1316. Space Shuttle Intregrated Mass Properties for Ascent Trajectory Programs

Paper

Abstract

This paper presents the method of integrating a mass properties determination in an ascent trajectory computer program. Unlike the conventional tandem launch vehicle, the Space Shuttle configuration consists of a hybrid airplane spacecraft mounted on a large external tank. The Space Shuttle is launched into earth orbit by a combination of three liquid propulsion engines mounted in the Orbiter and two solid rocket motors attached to each side of the External Tank. During ascent phase, the main engines and solid rocket motor nozzles are gimbaled to track the vehicle center of gravity. In the flight control system the response is a direct function of the moment and product of inertias.
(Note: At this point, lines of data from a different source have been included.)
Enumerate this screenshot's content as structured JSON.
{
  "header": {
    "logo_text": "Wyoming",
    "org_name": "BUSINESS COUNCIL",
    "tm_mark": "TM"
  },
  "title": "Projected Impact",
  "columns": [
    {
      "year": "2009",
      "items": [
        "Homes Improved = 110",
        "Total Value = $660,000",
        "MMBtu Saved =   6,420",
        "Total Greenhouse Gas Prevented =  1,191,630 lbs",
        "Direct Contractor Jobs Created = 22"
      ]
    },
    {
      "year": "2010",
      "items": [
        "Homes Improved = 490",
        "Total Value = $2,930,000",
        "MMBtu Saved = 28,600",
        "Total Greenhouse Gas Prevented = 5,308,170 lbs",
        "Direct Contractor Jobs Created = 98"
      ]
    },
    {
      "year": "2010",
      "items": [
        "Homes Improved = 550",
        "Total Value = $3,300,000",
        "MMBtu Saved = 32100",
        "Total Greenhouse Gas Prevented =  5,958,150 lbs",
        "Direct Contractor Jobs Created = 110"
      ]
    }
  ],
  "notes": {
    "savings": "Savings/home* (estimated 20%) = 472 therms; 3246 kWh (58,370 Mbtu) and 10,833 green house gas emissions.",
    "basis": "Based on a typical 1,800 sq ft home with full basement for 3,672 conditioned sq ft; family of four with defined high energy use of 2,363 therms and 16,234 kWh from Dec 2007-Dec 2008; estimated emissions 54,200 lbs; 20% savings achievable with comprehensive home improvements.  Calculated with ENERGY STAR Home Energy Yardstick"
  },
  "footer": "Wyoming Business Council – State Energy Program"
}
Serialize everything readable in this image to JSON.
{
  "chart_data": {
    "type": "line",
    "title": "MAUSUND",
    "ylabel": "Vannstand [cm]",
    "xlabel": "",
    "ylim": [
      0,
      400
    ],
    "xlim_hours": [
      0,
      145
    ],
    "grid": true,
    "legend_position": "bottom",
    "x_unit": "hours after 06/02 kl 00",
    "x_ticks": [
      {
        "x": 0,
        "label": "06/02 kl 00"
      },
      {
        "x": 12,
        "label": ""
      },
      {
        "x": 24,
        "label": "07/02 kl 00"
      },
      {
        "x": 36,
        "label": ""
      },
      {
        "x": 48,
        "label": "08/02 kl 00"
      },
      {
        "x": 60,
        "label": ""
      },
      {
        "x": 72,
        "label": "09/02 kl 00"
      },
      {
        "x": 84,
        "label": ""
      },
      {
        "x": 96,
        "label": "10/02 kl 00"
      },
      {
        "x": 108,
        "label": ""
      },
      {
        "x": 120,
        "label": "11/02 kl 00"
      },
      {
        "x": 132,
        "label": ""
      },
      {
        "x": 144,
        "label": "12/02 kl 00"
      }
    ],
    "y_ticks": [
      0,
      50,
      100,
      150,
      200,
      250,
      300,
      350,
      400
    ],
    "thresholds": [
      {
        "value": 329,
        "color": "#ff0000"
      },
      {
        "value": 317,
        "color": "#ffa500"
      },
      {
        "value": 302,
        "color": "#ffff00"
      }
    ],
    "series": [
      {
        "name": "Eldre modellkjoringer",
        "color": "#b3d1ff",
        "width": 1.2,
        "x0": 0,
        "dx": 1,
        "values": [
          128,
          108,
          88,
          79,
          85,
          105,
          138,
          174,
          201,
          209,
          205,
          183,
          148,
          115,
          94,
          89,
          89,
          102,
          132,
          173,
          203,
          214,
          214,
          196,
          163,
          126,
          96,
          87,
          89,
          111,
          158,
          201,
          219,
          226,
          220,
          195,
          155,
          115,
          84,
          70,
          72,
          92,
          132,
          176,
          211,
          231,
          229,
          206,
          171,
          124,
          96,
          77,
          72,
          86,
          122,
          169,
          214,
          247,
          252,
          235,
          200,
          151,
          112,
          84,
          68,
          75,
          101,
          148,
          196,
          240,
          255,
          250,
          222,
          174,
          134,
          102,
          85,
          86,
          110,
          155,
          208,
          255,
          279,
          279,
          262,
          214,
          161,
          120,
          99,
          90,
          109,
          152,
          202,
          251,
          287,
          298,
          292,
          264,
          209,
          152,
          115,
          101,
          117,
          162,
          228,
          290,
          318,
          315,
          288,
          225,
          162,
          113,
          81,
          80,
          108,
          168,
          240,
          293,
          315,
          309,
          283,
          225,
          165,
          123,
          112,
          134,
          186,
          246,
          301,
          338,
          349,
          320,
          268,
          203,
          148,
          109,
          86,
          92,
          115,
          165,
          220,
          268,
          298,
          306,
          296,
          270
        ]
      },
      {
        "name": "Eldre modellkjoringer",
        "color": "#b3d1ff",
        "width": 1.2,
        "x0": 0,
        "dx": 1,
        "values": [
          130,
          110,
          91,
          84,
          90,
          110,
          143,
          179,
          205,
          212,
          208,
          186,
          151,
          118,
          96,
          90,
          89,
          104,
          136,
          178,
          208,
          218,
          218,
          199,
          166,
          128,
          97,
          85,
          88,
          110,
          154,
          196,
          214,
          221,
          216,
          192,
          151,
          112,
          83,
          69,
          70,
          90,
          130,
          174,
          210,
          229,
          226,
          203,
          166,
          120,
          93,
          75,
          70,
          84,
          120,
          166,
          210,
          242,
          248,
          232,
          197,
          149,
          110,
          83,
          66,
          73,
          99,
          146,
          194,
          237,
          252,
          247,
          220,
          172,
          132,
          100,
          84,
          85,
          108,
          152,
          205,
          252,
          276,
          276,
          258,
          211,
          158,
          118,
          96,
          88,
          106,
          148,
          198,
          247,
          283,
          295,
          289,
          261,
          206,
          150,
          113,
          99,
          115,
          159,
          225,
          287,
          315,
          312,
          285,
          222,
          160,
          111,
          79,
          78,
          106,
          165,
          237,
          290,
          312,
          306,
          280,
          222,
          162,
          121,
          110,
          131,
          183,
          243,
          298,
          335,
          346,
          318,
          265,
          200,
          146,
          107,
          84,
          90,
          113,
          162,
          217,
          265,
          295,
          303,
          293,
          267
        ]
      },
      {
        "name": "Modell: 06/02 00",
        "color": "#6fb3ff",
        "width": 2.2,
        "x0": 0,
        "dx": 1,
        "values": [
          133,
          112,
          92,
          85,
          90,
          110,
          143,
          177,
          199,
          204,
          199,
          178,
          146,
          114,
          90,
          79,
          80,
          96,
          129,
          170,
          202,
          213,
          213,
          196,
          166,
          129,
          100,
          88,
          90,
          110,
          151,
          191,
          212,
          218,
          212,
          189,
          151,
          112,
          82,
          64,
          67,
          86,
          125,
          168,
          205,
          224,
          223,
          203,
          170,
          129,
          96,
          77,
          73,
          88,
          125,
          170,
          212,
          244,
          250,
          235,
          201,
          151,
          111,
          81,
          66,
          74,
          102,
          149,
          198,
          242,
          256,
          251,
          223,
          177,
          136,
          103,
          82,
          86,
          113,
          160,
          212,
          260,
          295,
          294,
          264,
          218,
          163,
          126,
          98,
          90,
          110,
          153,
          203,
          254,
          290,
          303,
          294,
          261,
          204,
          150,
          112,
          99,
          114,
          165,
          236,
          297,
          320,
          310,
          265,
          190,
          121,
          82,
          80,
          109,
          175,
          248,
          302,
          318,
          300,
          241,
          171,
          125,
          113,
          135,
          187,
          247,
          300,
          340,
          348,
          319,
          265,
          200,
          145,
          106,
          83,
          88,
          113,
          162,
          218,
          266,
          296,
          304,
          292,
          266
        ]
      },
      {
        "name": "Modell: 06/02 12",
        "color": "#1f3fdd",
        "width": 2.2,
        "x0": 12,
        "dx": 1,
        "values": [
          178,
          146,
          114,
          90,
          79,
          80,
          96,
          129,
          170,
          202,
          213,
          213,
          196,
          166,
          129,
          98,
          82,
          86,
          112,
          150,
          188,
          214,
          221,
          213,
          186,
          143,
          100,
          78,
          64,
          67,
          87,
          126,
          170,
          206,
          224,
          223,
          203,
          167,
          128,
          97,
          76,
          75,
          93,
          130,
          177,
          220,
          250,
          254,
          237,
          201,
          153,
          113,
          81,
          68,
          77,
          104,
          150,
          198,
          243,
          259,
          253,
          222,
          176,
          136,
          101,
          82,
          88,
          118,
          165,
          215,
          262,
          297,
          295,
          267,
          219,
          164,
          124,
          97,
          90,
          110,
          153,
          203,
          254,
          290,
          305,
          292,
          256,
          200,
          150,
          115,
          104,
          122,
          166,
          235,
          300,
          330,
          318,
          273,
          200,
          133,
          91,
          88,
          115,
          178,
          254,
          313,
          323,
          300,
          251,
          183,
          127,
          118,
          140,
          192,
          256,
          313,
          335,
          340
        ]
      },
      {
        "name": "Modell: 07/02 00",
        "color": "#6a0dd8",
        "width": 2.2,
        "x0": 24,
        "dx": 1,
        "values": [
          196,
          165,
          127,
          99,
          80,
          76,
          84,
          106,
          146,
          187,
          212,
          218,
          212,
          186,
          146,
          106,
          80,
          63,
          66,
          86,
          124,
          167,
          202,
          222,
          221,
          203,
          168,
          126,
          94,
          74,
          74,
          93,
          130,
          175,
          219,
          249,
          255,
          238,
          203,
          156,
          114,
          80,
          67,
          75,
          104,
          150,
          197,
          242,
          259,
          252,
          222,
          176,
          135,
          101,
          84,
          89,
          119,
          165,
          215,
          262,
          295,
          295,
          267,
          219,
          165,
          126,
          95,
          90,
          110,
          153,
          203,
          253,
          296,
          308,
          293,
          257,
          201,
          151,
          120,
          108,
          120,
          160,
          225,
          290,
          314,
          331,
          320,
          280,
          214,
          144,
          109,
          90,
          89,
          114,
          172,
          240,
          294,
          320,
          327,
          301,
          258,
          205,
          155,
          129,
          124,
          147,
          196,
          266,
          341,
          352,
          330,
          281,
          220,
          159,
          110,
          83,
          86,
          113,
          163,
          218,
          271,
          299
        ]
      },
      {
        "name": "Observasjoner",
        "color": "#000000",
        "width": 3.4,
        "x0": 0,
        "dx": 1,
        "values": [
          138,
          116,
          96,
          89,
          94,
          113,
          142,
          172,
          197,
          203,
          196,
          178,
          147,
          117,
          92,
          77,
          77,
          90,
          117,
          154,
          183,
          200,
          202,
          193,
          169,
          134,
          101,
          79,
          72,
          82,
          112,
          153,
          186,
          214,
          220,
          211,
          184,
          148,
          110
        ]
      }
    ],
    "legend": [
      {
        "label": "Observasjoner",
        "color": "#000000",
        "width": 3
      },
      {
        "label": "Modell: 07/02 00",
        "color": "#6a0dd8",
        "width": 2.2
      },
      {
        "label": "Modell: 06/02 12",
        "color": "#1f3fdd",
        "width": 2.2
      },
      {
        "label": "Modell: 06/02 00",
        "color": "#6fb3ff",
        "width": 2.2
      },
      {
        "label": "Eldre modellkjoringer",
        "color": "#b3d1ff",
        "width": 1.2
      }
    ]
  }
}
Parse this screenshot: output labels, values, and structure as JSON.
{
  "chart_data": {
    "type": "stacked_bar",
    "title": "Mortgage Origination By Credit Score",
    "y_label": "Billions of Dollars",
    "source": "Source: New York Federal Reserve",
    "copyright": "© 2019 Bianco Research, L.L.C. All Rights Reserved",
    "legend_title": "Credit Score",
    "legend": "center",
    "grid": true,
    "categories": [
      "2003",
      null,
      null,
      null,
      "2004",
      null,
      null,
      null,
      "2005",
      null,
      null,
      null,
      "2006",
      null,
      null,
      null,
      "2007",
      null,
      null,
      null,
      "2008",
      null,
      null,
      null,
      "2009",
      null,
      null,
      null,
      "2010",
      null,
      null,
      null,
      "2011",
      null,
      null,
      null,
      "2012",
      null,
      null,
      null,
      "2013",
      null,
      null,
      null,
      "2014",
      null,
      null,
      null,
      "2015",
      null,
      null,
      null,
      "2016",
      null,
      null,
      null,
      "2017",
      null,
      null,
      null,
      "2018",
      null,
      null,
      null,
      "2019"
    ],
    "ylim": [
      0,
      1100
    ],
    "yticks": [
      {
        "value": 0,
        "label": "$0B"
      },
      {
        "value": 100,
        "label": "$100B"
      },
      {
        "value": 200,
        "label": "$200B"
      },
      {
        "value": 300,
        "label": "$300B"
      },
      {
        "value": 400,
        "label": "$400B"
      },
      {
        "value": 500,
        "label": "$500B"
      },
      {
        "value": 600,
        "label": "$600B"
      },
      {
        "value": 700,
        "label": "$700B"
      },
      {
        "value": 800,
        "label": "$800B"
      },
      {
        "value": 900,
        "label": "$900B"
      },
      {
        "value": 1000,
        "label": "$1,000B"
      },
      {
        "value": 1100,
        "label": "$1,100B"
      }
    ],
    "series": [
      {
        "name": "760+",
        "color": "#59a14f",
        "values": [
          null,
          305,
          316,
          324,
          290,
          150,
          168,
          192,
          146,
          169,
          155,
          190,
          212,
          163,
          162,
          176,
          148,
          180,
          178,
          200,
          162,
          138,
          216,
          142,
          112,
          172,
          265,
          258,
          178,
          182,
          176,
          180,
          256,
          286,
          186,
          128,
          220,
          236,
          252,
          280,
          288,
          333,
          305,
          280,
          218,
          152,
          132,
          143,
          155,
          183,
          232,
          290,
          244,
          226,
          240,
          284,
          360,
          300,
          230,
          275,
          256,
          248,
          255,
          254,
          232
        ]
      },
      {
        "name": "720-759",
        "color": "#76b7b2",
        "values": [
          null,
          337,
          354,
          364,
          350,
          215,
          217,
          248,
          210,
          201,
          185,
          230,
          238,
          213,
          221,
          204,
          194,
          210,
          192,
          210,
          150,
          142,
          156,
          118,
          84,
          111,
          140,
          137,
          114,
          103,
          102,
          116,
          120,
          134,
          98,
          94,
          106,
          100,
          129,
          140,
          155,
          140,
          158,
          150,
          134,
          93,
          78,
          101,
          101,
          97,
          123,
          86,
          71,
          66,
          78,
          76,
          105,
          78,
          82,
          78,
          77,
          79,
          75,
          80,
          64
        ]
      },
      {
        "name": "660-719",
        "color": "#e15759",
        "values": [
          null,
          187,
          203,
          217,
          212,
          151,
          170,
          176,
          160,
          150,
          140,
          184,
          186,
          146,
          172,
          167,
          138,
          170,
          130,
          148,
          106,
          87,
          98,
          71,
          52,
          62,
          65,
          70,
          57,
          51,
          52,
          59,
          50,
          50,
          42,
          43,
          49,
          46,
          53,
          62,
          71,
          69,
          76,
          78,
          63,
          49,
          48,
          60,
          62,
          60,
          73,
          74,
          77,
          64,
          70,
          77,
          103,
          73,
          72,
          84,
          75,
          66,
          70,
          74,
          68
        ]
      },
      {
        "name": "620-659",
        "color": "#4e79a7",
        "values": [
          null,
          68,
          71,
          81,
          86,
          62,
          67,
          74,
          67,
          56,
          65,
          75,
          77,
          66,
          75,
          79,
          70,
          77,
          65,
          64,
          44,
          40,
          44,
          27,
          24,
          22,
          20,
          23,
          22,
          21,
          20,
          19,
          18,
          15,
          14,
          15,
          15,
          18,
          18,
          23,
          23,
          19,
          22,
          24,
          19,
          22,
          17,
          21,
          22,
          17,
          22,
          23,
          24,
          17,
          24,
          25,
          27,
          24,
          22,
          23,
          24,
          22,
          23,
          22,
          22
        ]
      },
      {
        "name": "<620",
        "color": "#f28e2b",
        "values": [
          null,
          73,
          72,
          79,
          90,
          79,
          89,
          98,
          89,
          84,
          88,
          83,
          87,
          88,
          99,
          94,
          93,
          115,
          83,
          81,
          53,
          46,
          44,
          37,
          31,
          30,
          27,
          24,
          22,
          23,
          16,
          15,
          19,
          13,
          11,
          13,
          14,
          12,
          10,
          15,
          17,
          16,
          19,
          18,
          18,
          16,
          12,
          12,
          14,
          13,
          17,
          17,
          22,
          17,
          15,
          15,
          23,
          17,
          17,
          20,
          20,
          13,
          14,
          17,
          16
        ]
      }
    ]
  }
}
Therefore, in order to simulate the ascent trajectory with a mathematical model, the mass properties of the Vehicle as a function of time mu?;t be integrated with the trajectory equation to improve the accuracy of the calculations. A complete six-degree-of-freedom .mathematical model would not be acceptable without integrating the mass properties with the equations of motion.
The Space Shuttle is a complex flight vehicle comprised of four major elements: Orbiter, External Tank, Main Engines, and Solid Rocket Boosters. In order to integrate the mass properties with the ascent trajectory mathematical model, a routine was developed which utilizes the standard weight summation, moment, moment of inertia, and product of inertia equations to combine the mass properties of the elements during the ascent phase of flight. An additional routine was developed containing the sequential mass properties of the elements. This routine is made up of data banks for various element weights, center of gravities, moment of inertia, and product of inertia.
These routines, in subroutine format, have been incorporated in the Rockwell Shuttle Ascent Performance Evaluation (SHAPE) computer program.